6 takeaways from Joe Biden’s CNN town hall


I watched, took notes and have some thoughts about what mattered most — and why. My takeaways are below.

1. A hard deadline on vaccinations: Less than five minutes into the town hall, Biden made a promise that will be the big news not just tomorrow but for months to come: He said that “by the end of July, we’ll have over 600 million doses, enough to vaccinate every single American.” That pledge sets the clock ticking on Biden and his administration’s efforts to ensure that every single person in America who wants a vaccine will have one by the end of July. (Biden also said he expected there to be 400 million doses by the end of May. And he set another goal: That things would be largely back to normal in the United States by next Christmas.) It’s worth noting that this is a change from Biden’s previous pledge from last month that everyone who wants a vaccine will be able to get one by the “spring.” Biden laid the blame for the need to push that timeline at the feet of the Trump administration, insisting that his predecessor “wasted so much time” in dealing with the virus.

2. Clearing up the school reopening question: Biden’s press shop got into a bit of hot water over the last week by claiming that schools opening one day a week would count toward his pledge to open the majority of schools within his first 100 days in office. Critics, rightly, pointed out that it appeared as a bit of a cop-out, since most parents, desperate after almost a year of virtual learning, don’t see one day of school a week as anything close to normal. Biden blamed the confusion on a “mistake in communication,” insisting that he believes that a majority of students from kindergarten to 8th grade would be back in school — with “many” of them going five days a week.

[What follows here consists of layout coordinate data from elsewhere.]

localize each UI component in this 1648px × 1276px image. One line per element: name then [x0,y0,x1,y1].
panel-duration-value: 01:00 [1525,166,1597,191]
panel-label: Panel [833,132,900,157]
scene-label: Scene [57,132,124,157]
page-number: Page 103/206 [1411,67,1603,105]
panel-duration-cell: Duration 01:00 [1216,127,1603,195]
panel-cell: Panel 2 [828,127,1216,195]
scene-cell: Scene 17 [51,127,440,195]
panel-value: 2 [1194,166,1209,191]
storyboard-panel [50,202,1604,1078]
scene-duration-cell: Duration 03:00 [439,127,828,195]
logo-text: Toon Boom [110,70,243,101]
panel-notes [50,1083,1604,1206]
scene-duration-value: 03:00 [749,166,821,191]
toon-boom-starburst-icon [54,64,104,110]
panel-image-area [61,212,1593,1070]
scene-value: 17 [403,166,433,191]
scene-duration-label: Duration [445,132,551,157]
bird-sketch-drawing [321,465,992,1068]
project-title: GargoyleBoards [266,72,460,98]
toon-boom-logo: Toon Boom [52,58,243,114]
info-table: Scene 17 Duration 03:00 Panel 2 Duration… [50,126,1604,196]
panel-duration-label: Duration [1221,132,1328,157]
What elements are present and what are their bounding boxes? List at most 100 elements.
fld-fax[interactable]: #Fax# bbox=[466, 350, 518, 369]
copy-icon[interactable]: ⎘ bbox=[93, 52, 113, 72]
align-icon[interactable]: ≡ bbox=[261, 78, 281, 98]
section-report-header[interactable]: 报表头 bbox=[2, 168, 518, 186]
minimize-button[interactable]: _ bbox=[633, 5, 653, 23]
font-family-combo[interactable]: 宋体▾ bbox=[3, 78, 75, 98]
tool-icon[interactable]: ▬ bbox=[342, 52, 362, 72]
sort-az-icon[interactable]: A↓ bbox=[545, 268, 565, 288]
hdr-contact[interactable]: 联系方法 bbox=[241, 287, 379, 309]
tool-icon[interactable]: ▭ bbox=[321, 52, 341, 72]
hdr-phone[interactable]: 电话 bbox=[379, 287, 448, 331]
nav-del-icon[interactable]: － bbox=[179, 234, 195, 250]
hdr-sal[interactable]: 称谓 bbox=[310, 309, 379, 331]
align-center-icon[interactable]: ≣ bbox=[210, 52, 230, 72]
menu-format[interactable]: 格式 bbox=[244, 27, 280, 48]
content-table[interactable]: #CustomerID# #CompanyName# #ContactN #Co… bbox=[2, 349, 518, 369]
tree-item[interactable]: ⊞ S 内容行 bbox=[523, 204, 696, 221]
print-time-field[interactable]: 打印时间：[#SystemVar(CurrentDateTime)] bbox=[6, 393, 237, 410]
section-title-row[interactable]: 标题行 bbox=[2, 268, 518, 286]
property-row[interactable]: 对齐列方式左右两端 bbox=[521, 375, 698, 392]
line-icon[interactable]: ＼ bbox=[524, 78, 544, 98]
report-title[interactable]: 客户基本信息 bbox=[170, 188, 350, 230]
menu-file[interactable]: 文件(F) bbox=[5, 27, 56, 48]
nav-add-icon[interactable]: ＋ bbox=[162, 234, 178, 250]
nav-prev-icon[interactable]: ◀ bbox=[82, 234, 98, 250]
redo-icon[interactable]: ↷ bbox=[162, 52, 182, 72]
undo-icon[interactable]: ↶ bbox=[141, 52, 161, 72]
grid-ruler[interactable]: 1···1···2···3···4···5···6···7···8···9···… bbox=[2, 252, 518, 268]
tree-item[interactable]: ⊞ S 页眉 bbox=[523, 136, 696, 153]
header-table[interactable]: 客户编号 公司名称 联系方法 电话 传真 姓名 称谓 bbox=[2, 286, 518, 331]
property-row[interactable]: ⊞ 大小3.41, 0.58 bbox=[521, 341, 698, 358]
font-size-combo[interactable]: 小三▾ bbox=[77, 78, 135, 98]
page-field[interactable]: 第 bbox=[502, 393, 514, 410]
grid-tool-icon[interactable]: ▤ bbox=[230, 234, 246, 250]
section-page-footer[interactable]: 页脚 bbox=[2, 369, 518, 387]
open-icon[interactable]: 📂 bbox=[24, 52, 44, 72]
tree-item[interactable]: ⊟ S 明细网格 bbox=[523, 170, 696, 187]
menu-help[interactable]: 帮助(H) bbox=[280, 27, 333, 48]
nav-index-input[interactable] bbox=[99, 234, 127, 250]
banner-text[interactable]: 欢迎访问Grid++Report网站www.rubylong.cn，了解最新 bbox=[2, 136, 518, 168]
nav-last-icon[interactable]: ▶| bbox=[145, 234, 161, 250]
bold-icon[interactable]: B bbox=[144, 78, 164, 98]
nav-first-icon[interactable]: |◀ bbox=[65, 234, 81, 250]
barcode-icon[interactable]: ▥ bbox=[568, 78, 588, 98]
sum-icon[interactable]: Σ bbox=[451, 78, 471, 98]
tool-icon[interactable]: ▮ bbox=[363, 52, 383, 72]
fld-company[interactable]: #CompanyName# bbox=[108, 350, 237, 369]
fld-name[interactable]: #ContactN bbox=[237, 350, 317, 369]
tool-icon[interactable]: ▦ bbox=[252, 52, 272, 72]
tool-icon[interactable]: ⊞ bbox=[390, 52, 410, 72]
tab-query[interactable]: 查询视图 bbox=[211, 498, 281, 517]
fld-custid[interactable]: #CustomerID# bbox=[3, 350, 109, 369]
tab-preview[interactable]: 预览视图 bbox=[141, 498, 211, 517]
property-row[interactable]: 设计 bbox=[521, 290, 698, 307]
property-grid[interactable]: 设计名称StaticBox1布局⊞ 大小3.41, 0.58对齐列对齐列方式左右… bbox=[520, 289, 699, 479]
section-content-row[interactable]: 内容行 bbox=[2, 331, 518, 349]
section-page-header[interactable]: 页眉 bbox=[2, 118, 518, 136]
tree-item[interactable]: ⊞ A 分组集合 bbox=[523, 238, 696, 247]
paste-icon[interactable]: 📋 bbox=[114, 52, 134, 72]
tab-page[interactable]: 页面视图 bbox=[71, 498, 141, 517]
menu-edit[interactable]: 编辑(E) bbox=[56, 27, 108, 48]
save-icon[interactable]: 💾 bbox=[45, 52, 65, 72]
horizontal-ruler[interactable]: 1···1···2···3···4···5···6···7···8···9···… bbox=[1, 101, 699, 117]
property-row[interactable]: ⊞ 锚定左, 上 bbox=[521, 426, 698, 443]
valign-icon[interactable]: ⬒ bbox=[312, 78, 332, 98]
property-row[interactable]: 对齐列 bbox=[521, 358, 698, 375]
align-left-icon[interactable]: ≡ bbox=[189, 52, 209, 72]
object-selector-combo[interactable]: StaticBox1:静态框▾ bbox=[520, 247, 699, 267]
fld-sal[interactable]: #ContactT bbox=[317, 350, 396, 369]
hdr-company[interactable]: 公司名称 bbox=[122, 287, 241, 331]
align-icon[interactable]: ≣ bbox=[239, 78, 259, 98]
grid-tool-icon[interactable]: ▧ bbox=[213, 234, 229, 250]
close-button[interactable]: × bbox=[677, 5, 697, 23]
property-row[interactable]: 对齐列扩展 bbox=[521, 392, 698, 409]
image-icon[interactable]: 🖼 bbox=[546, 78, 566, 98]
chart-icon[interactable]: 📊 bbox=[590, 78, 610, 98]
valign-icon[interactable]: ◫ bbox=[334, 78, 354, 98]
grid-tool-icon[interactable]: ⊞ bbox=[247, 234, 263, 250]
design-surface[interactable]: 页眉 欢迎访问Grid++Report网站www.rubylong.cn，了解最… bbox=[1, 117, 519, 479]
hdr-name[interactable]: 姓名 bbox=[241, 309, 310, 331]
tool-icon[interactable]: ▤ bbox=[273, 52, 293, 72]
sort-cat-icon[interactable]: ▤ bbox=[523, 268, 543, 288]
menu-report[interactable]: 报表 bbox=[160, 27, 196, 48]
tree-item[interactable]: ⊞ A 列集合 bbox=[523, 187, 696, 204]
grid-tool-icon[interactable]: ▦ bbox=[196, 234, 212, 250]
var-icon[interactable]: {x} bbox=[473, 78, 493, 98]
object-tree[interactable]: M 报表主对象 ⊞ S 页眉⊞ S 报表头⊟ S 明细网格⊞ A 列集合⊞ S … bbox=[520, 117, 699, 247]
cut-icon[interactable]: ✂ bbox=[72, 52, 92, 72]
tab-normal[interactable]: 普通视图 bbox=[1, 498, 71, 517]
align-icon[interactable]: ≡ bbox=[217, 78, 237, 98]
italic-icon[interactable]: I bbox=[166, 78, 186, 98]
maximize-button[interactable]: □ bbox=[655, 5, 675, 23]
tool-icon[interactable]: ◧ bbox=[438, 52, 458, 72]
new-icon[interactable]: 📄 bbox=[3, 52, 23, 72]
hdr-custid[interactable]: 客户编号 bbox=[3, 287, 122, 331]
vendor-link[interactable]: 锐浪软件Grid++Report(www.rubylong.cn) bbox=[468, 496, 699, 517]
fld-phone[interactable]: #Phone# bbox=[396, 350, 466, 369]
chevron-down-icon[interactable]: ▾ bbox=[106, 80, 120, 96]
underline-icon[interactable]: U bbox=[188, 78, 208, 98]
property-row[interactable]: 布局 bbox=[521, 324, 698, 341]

3. Biden as comforter in chief: Perhaps the biggest contrast between Biden and the man he replaced in office is empathy. Former President Donald Trump had none; Biden is all empathy, wearing his heart on his sleeve. The town hall format played to Biden’s strength in that regard — and provided a stark reminder of just how radically different Trump was from any one who came before (or after) him in the office. Biden told several questioners to talk to him after the town hall in order to help deal with their specific problems. And in one striking exchange, a mother with her 8-year-old daughter stood up and asked Biden what to tell kids who are worried about getting Covid and dying. “Don’t be scared, honey,” the President old the little girl, speaking directly to her as he told her that kids don’t usually get the coronavirus, and when they do they very rarely pass it on. It was a grace note — and one that would have been unimaginable during Trump’s presidency.

4. The end of (talking about) Trump: Biden did his best not to mention the former President by name. (Biden’s preferred way to name Trump without naming him was to refer to the 45th President as “the former guy.”) When asked direct questions about Trump — on his impeachment, on his meddling in the Justice Department — Biden was even more blunt about his views on the man he beat last November. “I’m tired of talking about Donald Trump,” Biden said at one point. At another, he said this: “For four years, all that’s been in the news is Trump. The next four years, I want to make sure all the news is the American people.” (That line drew applause from the socially distanced audience.) What Biden clearly believes is that the best way to deal with Trump is to rob him of the media oxygen he so badly craves. The less Biden talks about Trump, the less attention Trump gets. It’s a solid theory — especially when you consider that Trump has been de-platformed from Twitter and Facebook. (It’s also the strategy that likely led Senate Democrats to back away from their move to call witnesses in Trump’s impeachment trial last weekend.)
5. A radical view on polarization: Despite study after study that shows that both Congress and the nation as a whole are more deeply divided along party lines than ever before, Biden insisted that we’re not. “The nation is not divided,” he argued. “You have fringes on both ends.” Er, OK. I know that Biden believes that things will return to normal the longer we get from Trump being president — and that he is uniquely situated to make bipartisanship a thing again. He campaigned on it. And he believes he won, at least in part, on that message. Maybe! But there’s very, very little evidence so far in his term — and yes, of course it’s early! — that suggests the Republican Party’s elected officials are ready to renounce their Trump-y ways. And there’s even less evidence that the GOP base wants anything other than Trump. A Quinnipiac University poll released earlier on Tuesday showed that 75% of Republicans want Trump to play a “prominent” role in the party.

6. A rambling man: Biden spent decades in the Senate prior to being chosen by former President Barack Obama to serve as vice president. And it showed on Tuesday night, as Biden gave long and winding answers to a number of the questions posed — especially when it came to race and policing as well as how his administration would set policy in regard to China. In some cases he delved deep into policy, in other cases his answers were harder to follow. While Biden repeatedly apologized for going on too long in his answers, it never really stopped him from going on (and on).